Tunnel Establishment

Once enrolled, the agent establishes a secure tunnel:

  1. Key Exchange — Agent and Gateway perform a Kyber-1024 key encapsulation to derive a shared secret
  2. Authentication — Agent presents its Dilithium certificate and signs a challenge to prove identity
  3. Policy Check — The Policy Engine evaluates whether this device should be granted access based on identity, groups, device posture, time, and location
  4. Session Creation — Auth Service issues a session token bound to the certificate fingerprint
  5. Tunnel Active — Traffic flows through an AES-256-GCM encrypted UDP tunnel via the TUN interface (avon0)

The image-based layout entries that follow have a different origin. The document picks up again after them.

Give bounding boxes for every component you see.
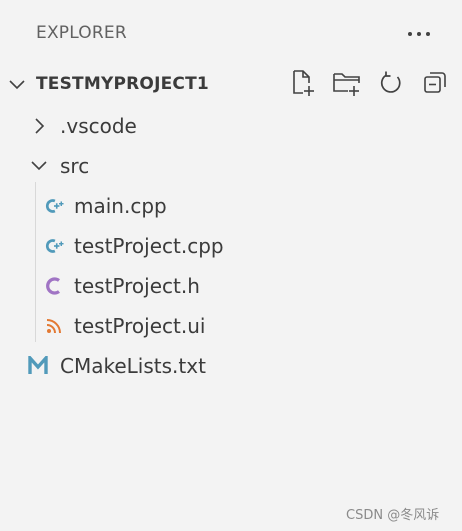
section-actions (288, 68, 450, 102)
collapse-all-icon (422, 70, 448, 100)
tree-item-label: main.cpp (74, 194, 167, 218)
rss-icon (44, 316, 64, 336)
cpp-icon (44, 196, 64, 216)
refresh-button[interactable] (376, 70, 406, 100)
project-name: TESTMYPROJECT1 (36, 74, 209, 94)
explorer-title: EXPLORER (36, 23, 127, 43)
chevron-down-icon (8, 76, 26, 94)
tree-item-label: testProject.cpp (74, 234, 224, 258)
more-actions-button[interactable] (402, 22, 436, 46)
tree-folder-src[interactable]: src (0, 146, 462, 186)
cpp-icon (44, 236, 64, 256)
tree-file-testproject-h[interactable]: testProject.h (0, 266, 462, 306)
chevron-down-icon (30, 157, 48, 175)
ellipsis-icon (407, 31, 431, 37)
collapse-all-button[interactable] (420, 70, 450, 100)
tree-item-label: src (60, 154, 90, 178)
new-file-icon (290, 69, 316, 101)
tree-file-testproject-ui[interactable]: testProject.ui (0, 306, 462, 346)
tree-item-label: CMakeLists.txt (60, 354, 206, 378)
watermark-text: CSDN @冬风诉 (346, 508, 440, 523)
tree-item-label: testProject.h (74, 274, 200, 298)
tree-file-cmakelists[interactable]: CMakeLists.txt (0, 346, 462, 386)
c-header-icon (44, 276, 64, 296)
new-file-button[interactable] (288, 70, 318, 100)
explorer-header: EXPLORER (0, 0, 462, 68)
new-folder-icon (332, 69, 362, 101)
tree-item-label: testProject.ui (74, 314, 206, 338)
chevron-right-icon (30, 117, 48, 135)
project-section-header[interactable]: TESTMYPROJECT1 (0, 68, 462, 102)
tree-item-label: .vscode (60, 114, 137, 138)
new-folder-button[interactable] (332, 70, 362, 100)
cmake-icon (28, 356, 48, 376)
tree-file-testproject-cpp[interactable]: testProject.cpp (0, 226, 462, 266)
tree-file-main-cpp[interactable]: main.cpp (0, 186, 462, 226)
tree-folder-vscode[interactable]: .vscode (0, 106, 462, 146)
refresh-icon (378, 70, 404, 100)
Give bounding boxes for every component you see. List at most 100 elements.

Continuous Verification (Pulse)

Every 10 seconds while a session is active:

  1. Agent sends an encrypted heartbeat with a fresh Dilithium signature
  2. Pulse Service validates the session and signature
  3. Policy Engine re-evaluates access — if policy has changed or the device is no longer compliant, the session is terminated
  4. Session token is rotated and a new token is sent back to the agent

If a heartbeat is missed, the session is marked for cleanup. There is no silent persistence — access requires continuous proof.